NVIDIA Mellanox 920-9B110-00FH-0D0: The High-Efficiency InfiniBand Switch for Demanding HPC and AI Clusters

January 4, 2026

NVIDIA Mellanox 920-9B110-00FH-0D0: The High-Efficiency InfiniBand Switch for Demanding HPC and AI Clusters

As the computational demands of artificial intelligence and high-performance computing continue to surge, the need for a robust, low-latency network fabric has never been greater. Addressing this critical requirement, NVIDIA Mellanox proudly introduces the 920-9B110-00FH-0D0 InfiniBand switch OPN solution. This platform is meticulously engineered to deliver the optimal balance of high bandwidth, extreme efficiency, and simplified management for modern accelerated computing environments.

Architected for Performance and Scalability

The NVIDIA Mellanox 920-9B110-00FH-0D0 is designed as a foundational building block for scalable cluster interconnects. Its core is powered by the advanced 920-9B110-00FH-0D0 MQM8790-HS2F 200Gb/s HDR InfiniBand technology, providing exceptional data throughput essential for parallel workloads. This 920-9B110-00FH-0D0 InfiniBand switch OPN excels in environments where reducing communication overhead directly translates to faster results and lower operational costs.

The switch's architecture delivers several pivotal advantages for cluster optimization:

  • Ultra-Low Latency RDMA: Enables true Remote Direct Memory Access (RDMA), allowing data to bypass CPU and OS kernels for direct application-to-application transfer, drastically cutting latency and freeing server resources for computation.
  • Intelligent In-Network Computing: Features SHARP (Scalable Hierarchical Aggregation and Reduction Protocol) technology, offloading collective operations from servers to the switch network. This accelerates MPI operations and reduces data movement for AI training and scientific simulations.
  • Advanced Congestion Control: Implements adaptive routing and congestion control mechanisms to maintain high throughput and predictable performance even in densely populated, multi-tenant cluster deployments.
Detailed Specifications and Primary Use Cases

Engineers and procurement specialists can find comprehensive performance metrics and integration details in the official 920-9B110-00FH-0D0 datasheet. The 920-9B110-00FH-0D0 specifications confirm high port density, non-blocking internal bandwidth, and robust management capabilities. Importantly, the switch is designed to be 920-9B110-00FH-0D0 compatible with a wide ecosystem, ensuring smooth integration into both new builds and expansions of existing InfiniBand infrastructures.

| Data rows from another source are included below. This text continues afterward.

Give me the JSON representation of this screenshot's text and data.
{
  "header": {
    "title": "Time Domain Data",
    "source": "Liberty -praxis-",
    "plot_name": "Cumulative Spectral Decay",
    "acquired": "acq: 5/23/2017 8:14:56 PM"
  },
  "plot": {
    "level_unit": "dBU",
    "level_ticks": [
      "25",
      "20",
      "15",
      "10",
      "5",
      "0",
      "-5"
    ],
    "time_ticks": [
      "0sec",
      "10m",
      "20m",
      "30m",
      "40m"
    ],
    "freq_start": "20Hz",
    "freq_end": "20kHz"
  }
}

The 920-9B110-00FH-0D0 InfiniBand switch OPN solution is ideally suited for several high-impact deployment scenarios:

  • Mid to Large-Scale AI/ML Training Clusters: Serves as the high-performance interconnect for GPU server racks, enabling efficient data parallelism and model parameter synchronization critical for rapid AI development cycles.
  • University and Enterprise HPC Centers: Provides a cost-effective, high-bandwidth backbone for research computing clusters used in engineering simulations, financial modeling, and life sciences research.
  • High-Performance Storage Fabrics: Connects compute nodes to parallel file systems and storage arrays, minimizing I/O wait times and accelerating data-intensive workflows.
A Strategic Enabler for Accelerated Computing

The launch of the 920-9B110-00FH-0D0 provides a compelling value proposition for organizations investing in computational excellence. For teams evaluating a 920-9B110-00FH-0D0 for sale, the total cost of ownership—factoring in performance gains, operational simplicity, and energy efficiency—often outweighs the initial 920-9B110-00FH-0D0 price. It represents a strategic investment in infrastructure that directly accelerates time-to-solution and enhances research competitiveness.

By deploying the NVIDIA Mellanox 920-9B110-00FH-0D0, network architects and data center operators gain a proven, high-efficiency solution to build and scale the low-latency interconnects that are fundamental to unlocking the full potential of RDMA, HPC, and AI clusters today and into the future.